Caldwell was one of 11 children born in Texas City, near Houston, Texas. He was the son of a longshoreman and mechanic and a homemaker. When he was six, Caldwell witnessed the Texas City disaster in 1947, when a docked ship blew up and 581 people died with thousands injured. Caldwell's family was left unharmed, but he said decades later, "I can still see people flying through the air."
When Caldwell was 15, he moved with his sister to Los Angeles, California. He emerged as a late-bloomer player and John Wooden courted him to play for him at UCLA. He ended up at Arizona State instead.
Caldwell played for Arizona State from 1961 to 1964, setting the Sun Devils career scoring record with 1,515 points (18.2 ppg). His 929 rebounds (11.2), are the second-best total in school history. Caldwell led Arizona State to the NCAA Tournament in each of his three varsity seasons and a 65-18 overall record.
Selected to the U.S.A. Team, Caldwell was the fourth-leading scorer (9.0 ppg) on the 1964 United States men's Olympic basketball team. Team U.S.A. went 9-0 under coach Hank Iba to capture the Olympic Gold Medal in Tokyo, Japan. Caldwell scored 14 points for the USA in the 73-59 gold medal game victory over the Soviet Union.

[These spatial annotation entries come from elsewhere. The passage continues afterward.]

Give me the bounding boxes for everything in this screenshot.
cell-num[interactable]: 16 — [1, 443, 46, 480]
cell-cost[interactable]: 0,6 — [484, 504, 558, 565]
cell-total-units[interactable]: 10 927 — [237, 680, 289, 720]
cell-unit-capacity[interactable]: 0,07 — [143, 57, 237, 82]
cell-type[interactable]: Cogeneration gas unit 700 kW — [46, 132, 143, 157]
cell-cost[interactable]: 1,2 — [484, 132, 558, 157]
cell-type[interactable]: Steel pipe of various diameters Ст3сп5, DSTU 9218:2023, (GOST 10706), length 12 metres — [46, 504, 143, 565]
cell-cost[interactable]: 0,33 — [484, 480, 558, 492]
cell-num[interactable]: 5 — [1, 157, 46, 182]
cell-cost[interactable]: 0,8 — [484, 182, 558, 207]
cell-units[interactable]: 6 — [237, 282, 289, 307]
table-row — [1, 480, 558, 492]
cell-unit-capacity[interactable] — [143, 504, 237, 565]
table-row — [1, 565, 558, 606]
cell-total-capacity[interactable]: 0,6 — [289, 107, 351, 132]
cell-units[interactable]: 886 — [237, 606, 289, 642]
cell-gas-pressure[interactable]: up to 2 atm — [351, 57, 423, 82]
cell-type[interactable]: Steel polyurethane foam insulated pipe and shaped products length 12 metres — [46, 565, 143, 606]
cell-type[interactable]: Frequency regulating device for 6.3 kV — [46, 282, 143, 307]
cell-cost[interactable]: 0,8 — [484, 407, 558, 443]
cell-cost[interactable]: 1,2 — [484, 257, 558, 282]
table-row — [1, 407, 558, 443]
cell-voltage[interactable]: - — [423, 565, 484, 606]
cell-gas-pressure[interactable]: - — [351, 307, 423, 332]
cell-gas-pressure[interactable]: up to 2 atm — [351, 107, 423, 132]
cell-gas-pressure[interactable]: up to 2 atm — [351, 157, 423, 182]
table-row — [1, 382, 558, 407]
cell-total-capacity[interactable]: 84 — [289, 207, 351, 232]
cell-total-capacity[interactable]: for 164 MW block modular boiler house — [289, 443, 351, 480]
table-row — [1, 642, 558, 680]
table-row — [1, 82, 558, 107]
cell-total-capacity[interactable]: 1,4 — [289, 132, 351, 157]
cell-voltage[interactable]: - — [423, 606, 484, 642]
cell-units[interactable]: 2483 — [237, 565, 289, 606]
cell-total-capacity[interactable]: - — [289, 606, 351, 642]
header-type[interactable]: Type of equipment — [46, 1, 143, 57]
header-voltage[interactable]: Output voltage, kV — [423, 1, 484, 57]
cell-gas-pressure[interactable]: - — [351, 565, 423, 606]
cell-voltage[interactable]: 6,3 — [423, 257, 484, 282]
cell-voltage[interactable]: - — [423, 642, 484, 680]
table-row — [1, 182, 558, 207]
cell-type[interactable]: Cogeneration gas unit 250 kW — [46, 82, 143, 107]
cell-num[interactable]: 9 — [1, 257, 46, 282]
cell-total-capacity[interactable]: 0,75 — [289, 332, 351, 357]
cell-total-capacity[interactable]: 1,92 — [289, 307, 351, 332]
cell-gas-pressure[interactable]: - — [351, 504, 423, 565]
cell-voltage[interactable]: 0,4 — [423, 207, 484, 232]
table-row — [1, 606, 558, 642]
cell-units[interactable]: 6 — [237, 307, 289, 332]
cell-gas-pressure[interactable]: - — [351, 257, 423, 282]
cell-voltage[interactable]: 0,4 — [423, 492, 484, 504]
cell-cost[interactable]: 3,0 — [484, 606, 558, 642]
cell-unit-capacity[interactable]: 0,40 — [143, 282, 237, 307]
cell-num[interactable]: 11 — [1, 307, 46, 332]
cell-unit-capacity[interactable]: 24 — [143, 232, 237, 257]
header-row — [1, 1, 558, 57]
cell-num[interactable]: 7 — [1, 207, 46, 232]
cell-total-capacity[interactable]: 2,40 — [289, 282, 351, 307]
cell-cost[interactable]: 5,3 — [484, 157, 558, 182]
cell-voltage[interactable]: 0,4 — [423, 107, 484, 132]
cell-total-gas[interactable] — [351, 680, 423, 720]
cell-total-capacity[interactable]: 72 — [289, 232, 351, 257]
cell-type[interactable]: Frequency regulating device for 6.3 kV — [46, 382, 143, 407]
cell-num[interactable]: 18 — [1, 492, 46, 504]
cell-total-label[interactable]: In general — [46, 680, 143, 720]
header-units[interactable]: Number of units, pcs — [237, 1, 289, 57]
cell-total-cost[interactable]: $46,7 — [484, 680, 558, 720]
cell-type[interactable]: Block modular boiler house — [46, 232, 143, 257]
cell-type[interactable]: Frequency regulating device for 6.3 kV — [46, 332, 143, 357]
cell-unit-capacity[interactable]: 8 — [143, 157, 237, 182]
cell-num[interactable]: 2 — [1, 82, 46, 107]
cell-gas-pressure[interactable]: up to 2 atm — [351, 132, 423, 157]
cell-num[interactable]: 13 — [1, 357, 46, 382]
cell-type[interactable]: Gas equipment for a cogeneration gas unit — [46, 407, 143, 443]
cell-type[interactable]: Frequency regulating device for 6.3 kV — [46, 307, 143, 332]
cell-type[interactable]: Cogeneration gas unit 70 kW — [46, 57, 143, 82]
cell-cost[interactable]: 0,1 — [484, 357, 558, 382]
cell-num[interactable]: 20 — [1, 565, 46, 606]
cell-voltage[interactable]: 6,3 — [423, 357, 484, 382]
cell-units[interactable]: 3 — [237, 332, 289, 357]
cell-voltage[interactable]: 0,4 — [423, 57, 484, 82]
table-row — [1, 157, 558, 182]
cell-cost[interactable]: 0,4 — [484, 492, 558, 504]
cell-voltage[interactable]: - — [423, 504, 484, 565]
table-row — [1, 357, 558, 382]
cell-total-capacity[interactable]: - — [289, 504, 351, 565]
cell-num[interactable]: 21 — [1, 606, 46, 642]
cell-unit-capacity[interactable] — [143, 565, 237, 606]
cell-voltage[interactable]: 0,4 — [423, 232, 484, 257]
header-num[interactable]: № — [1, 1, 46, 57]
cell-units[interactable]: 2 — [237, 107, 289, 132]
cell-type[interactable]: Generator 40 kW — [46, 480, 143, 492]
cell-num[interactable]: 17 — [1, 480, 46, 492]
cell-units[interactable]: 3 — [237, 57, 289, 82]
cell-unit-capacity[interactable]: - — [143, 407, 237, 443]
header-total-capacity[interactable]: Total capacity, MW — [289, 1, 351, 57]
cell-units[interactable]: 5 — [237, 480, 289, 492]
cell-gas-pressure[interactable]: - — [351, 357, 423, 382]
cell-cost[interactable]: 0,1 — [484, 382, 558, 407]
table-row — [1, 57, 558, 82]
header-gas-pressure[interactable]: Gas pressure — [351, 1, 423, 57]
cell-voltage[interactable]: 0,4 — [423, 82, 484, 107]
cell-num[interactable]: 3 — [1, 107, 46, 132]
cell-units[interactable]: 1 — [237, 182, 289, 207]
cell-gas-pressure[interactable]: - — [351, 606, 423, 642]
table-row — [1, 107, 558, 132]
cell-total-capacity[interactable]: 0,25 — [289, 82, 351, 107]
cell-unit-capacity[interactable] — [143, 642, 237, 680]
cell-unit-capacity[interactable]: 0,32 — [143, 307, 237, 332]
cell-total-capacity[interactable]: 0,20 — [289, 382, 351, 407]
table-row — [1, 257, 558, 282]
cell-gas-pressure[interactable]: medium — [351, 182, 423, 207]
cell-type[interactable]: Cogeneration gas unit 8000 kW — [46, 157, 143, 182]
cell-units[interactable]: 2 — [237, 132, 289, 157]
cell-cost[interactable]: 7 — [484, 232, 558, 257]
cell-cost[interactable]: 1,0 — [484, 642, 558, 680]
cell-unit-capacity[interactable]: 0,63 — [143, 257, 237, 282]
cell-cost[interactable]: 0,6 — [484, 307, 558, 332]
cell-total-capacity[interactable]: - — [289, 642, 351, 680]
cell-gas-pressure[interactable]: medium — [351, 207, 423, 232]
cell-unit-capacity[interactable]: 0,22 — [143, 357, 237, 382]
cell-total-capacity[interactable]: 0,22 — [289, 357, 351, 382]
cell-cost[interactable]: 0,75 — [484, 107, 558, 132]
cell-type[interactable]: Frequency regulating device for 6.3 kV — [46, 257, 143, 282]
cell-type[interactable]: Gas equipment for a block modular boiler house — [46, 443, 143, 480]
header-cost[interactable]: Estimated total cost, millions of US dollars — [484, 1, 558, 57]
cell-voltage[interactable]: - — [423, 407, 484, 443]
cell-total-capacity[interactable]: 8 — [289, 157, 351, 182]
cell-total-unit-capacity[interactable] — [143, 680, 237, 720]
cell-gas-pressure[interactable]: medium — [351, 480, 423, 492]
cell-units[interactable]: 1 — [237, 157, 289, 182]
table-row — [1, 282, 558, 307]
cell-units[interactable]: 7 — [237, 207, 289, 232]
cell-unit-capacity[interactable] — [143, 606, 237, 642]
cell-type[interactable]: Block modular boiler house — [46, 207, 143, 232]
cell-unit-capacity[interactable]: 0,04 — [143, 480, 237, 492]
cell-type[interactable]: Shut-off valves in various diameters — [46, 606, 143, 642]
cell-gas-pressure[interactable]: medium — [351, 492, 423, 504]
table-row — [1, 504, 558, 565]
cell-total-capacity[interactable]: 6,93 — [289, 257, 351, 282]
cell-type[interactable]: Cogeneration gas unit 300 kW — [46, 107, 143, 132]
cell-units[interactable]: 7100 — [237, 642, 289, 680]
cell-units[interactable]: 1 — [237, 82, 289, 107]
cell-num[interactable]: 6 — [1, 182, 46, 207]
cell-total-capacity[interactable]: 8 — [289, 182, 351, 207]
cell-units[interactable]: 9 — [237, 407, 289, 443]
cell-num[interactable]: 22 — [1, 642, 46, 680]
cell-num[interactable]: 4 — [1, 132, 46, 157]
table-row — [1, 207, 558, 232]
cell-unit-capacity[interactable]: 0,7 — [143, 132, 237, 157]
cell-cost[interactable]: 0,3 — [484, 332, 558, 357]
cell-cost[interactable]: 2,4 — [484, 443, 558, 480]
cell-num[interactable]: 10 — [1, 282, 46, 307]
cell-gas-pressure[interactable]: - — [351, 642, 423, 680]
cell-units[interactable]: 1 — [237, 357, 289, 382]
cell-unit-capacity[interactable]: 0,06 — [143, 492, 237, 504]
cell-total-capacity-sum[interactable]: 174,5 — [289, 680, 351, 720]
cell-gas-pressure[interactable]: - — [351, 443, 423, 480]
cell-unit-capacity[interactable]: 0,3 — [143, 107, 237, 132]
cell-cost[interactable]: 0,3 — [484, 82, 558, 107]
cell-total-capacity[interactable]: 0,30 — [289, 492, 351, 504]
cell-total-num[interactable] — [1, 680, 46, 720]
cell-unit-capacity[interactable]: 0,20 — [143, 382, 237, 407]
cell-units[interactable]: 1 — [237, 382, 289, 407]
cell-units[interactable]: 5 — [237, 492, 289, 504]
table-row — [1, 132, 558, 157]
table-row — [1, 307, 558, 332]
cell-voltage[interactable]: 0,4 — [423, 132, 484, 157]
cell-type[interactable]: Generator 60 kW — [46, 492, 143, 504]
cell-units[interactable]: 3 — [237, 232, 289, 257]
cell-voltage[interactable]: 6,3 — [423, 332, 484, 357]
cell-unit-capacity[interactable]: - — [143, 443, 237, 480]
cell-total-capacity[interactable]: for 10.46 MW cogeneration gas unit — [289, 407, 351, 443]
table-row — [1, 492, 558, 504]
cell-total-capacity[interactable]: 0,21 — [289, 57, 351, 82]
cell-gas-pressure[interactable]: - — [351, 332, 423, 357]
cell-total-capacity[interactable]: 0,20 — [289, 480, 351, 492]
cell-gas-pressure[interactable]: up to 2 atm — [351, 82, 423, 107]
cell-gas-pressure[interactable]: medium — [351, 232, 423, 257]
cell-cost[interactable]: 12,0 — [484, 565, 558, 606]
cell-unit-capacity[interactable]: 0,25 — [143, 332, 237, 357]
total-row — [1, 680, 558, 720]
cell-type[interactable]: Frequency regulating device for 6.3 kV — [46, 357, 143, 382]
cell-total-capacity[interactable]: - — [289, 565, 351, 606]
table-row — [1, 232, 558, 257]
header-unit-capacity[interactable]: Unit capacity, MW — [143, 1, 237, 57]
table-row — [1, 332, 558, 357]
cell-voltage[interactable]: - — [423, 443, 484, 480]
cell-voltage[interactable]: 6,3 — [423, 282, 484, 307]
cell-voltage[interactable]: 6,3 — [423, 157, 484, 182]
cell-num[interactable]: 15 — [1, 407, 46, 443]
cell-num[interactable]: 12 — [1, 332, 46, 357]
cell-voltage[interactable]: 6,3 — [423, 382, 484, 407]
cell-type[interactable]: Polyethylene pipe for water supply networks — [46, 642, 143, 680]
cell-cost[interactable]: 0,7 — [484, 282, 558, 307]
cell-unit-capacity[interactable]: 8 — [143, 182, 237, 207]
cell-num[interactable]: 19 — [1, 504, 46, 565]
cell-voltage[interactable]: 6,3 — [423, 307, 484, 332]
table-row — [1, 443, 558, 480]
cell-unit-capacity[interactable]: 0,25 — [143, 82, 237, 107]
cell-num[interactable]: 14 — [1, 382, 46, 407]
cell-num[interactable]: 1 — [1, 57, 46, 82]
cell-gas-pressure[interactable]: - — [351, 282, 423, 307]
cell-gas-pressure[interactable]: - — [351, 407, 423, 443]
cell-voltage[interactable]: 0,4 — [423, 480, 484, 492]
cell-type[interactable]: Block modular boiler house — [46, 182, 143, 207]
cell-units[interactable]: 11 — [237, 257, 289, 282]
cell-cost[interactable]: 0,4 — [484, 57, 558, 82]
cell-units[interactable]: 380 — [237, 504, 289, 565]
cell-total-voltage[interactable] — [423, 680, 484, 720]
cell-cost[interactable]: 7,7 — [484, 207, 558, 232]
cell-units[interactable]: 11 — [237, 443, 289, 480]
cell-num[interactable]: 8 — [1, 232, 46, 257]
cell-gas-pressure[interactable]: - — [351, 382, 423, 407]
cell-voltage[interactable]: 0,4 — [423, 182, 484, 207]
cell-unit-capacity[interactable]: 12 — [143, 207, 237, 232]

Nicknamed "Pogo Joe" or "Jumping Joe" for his leaping abilities, Caldwell was a 6 ft 5 in (1.96 m) guard/forward. In the 1964 NBA draft, Caldwell was the No. 2 overall pick by the Detroit Pistons. Olympic teammate Jim "Bad News" Barnes went No. 1. Caldwell spent the majority of his NBA career with the St. Louis/Atlanta Hawks franchise.
Caldwell's contract with Carolina called for him to earn $150,000 per year and another $70,000 deferred for five years. A clause called for him to receive $6,600 per month beginning at age 55. Later, the Carolina owner, Tedd Munchak, sued to try to negate the pension. Caldwell was interviewed on 60 Minutes, who ran a segment on the lawsuit. Caldwell prevailed and received his pension payments beginning in 1996.
During the 1974-75 ABA season, the Carolina franchise had moved to become the St. Louis Spirits. Spirits' management blamed Caldwell for influencing team star Marvin Barnes to briefly leave the team. Caldwell denied doing this but he was suspended for "activities detrimental to the best interests of professional basketball." Caldwell never played another professional basketball game. He filed various lawsuits, alleging that he was wrongly blacklisted by the ABA and later the NBA. Tedd Munchak, who was suing Caldwell was now Commissioner of the ABA. Caldwell, who was President of the ABA Players Association, had his case (Caldwell vs. American Basketball Association, 95-1012) go all the way to the Supreme Court.
Caldwell averaged 16.1 points, 5.3 rebounds and 3.1 assists in eleven professional seasons. He scored 12,619 combined NBA/ABA career points.
Joe Caldwell is the grandfather of Marvin Bagley III, a power forward for the Sacramento Kings. Bagley's mother is Caldwell's daughter, Tracy Caldwell. Bagley was the No. 2 overall selection in the 2018 NBA draft, the same pick as his grandfather in the 1964 NBA draft. Caldwell attended his grandson's games throughout high school and college.